Proof: First assume we have \(f(x)\) in \(O(g(x))\). Then there are positive \(C\) and \(k\) so that when \(x\gt k\), we know \(|f(x)|\le C|g(x)|\). Then for \(x\gt k\), we have \(|g(x)|\ge \frac{1}{C}|f(x)|\) and we can use \(k\) and \(\frac{1}{C}\) as constants for the definition of big-Ω.
Similarly, if we assume that \(g(x)\) is \(\Omega(f(x))\), we have positive \(C\) and \(k\) so that when \(x\gt k\), we have \(|g(x)|\ge C|f(x)|\). As above we then have for \(x\gt k\), \(|f(x)|\le\frac{1}{C}|g(x)|\).∎
Big-Θ
- We will say that a function \(f(x)\) is \(\Theta(g(x))\) (“big-theta of \(g(x)\)”) if \(f(x)\) is both \(O(g(x))\) and \(\Omega(g(x))\).
- For a function that is \(\Theta(g(x))\), we will say that that function “is order \(g(x)\).”
-
Example: The function \(2^x+x^2\) is order \(2^x\).
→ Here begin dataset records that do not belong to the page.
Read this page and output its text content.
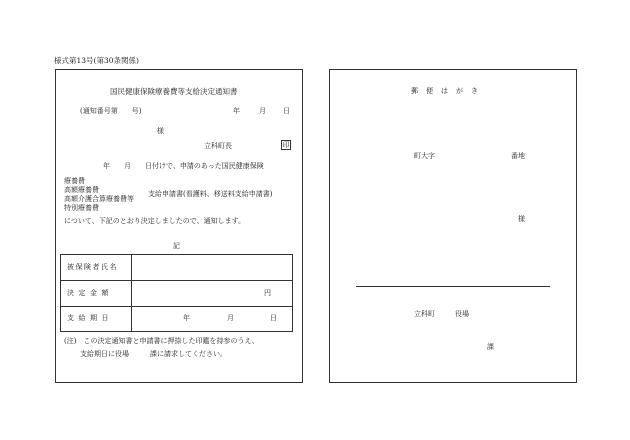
様式第13号(第30条関係)
国民健康保険療養費等支給決定通知書
(通知番号第　　号)	年	月 日
様
立科町長	印
年　　月　　日付けで、申請のあった国民健康保険
療養費
高額療養費
高額介護合算療養費等
特別療養費
支給申請書(看護料、移送料支給申請書)
について、下記のとおり決定しましたので、通知します。
記
被保険者氏名
決定金額	円
支給期日	年	月	日
(注)　この決定通知書と申請書に押捺した印鑑を持参のうえ、
支給期日に役場　　　課に請求してください。
郵便はがき
町大字	番地
様
立科町	役場
課
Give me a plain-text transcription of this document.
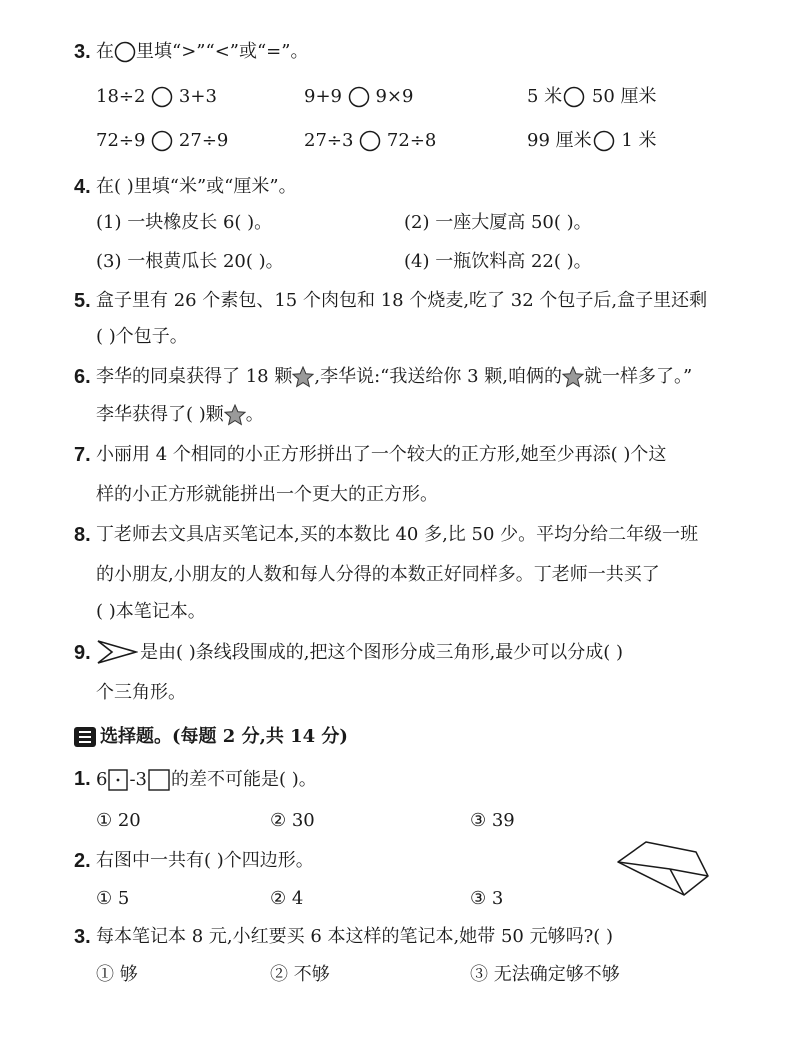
3. 在 里填“>”“<”或“=”。
18÷2 3+3	9+9 9×9	5 米 50 厘米
72÷9 27÷9	27÷3 72÷8	99 厘米 1 米
4. 在( )里填“米”或“厘米”。
(1) 一块橡皮长 6( )。	(2) 一座大厦高 50( )。
(3) 一根黄瓜长 20( )。	(4) 一瓶饮料高 22( )。
5. 盒子里有 26 个素包、15 个肉包和 18 个烧麦,吃了 32 个包子后,盒子里还剩
( )个包子。
6. 李华的同桌获得了 18 颗 ,李华说:“我送给你 3 颗,咱俩的 就一样多了。”
李华获得了( )颗 。
7. 小丽用 4 个相同的小正方形拼出了一个较大的正方形,她至少再添( )个这
样的小正方形就能拼出一个更大的正方形。
8. 丁老师去文具店买笔记本,买的本数比 40 多,比 50 少。平均分给二年级一班
的小朋友,小朋友的人数和每人分得的本数正好同样多。丁老师一共买了
( )本笔记本。
9.	是由( )条线段围成的,把这个图形分成三角形,最少可以分成( )
个三角形。
选择题。(每题 2 分,共 14 分)
1. 6 -3 的差不可能是( )。
① 20	② 30	③ 39
2. 右图中一共有( )个四边形。
① 5	② 4	③ 3
3. 每本笔记本 8 元,小红要买 6 本这样的笔记本,她带 50 元够吗?( )
① 够	② 不够	③ 无法确定够不够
Proof: To show that \(2^x+x^2\) is \(O(2^x)\), we can take \(C=2\) and \(k=4\). Then for \(x>k\), \[\begin{align*} |2^x+x^2| &= 2^x+x^2 \\ &\le 2\cdot 2^x\,. \end{align*}\]
To show that \(2^x+x^2\) is \(\Omega(2^x)\), we can use \(C=1\) and \(k=1\). For \(x>k\), \[\begin{align*} |2^x+x^2| &= 2^x+x^2 \\ &\ge 2^x\,. \end{align*}\]
Thus, \(2^x+x^2\) is \(\Theta(2^x)\).∎
- The above theorem gives another way to show big-Θ: if we can show that \(f(x)\) is \(O(g(x))\) and \(g(x)\) is \(O(f(x))\), then \(f(x)\) is \(\Theta(g(x))\).
-
Theorem: Any degree-\(n\) polynomial with \(a_n\ne 0\), \(f(x)=a_nx^n + a_{n-1}x^{n-1}+\cdots + a_1x+a_0\) with \(a_n\gt 0\) is in \(\Theta(x^n)\).
- A few results on big-Θ…
-
Theorem: If we have two functions \(f_1(x)\) which is \(\Theta(g_1(x))\) and \(f_2(x)\) which is \(\Theta(g_2(x))\), and \(g_2(x)\) is \(O(g_1(x))\), then \(f_1(x)+f_2(x)\) is \(\Theta(g_1(x)))\).
- That is, when adding two functions together, the bigger one “wins”.
-
Theorem: If we have two functions \(f_1(x)\) which is \(\Theta(g(x))\) and \(f_2(x)\) which is \(O(g(x))\), then \(f(x)+g(x)\) is \(\Theta(g(x)))\).
-
Theorem: for a positive constant \(a\), a function \(af(x)\) is \(\Theta(g(x))\) iff \(f(x)\) is \(\Theta(g(x))\).
- That is, leading constants don't matter.
-
Corollary: Any degree-\(n\) polynomial, \(f(x)=a_nx^n + a_{n-1}x^{n-1}+\cdots + a_1x+a_0\) with \(a_n\gt 0\) is in \(\Theta(x^n)\).
-
- What functions have a “higher” big-Θ than others is usually fairly obvious from a graph, but “I looked at a graph” isn't very much of a proof.
Source: Wikipedia Exponential.svg
- The big-O notation sets up a hierarchy of function growth rates. Here are some of the important “categories”:
\[n!\\2^n\\n^3\\n^2\\n\log n\\n\\\sqrt{n}=n^{1/2}\\\log n\\1\]
- Each function here is big-O of ones above it, but not below.
- e.g. \(n\log n\) is \(O(n^2)\), but \(n^2\) is not \(O(n\log n)\).
- So in some important way, \(n^2\) grows faster than \(n\log n\).
- Where we are headed: we will be able to look at an algorithm and say that one that takes \(O(n\log n)\) steps is faster than one that takes \(O(n^2)\) steps (for large input).
Growth of Logarithms
- A note about logarithm functions and big-O/Ω/Θ…
- You will often see statements like “the function is \(O(\log n)\)” or “is \(\Theta(n\log n)\)” with no base mentioned.
- Remember this fact about logarithms: \[\log_b x = \frac{\log_a x}{\log_a b} = \frac{1}{\log_a b}\log_a x \,.\]
- That is, changing the base changes the value by a constant factor.
- Since constant factors don't change the big-O/Ω/Θ category, we don't care which base.
- \(f(x)\) is \(\Theta(log_a x)\) iff \(f(x)\) is \(\Theta(log_b x)\).
- So we'll often get lazy and not bother writing the base.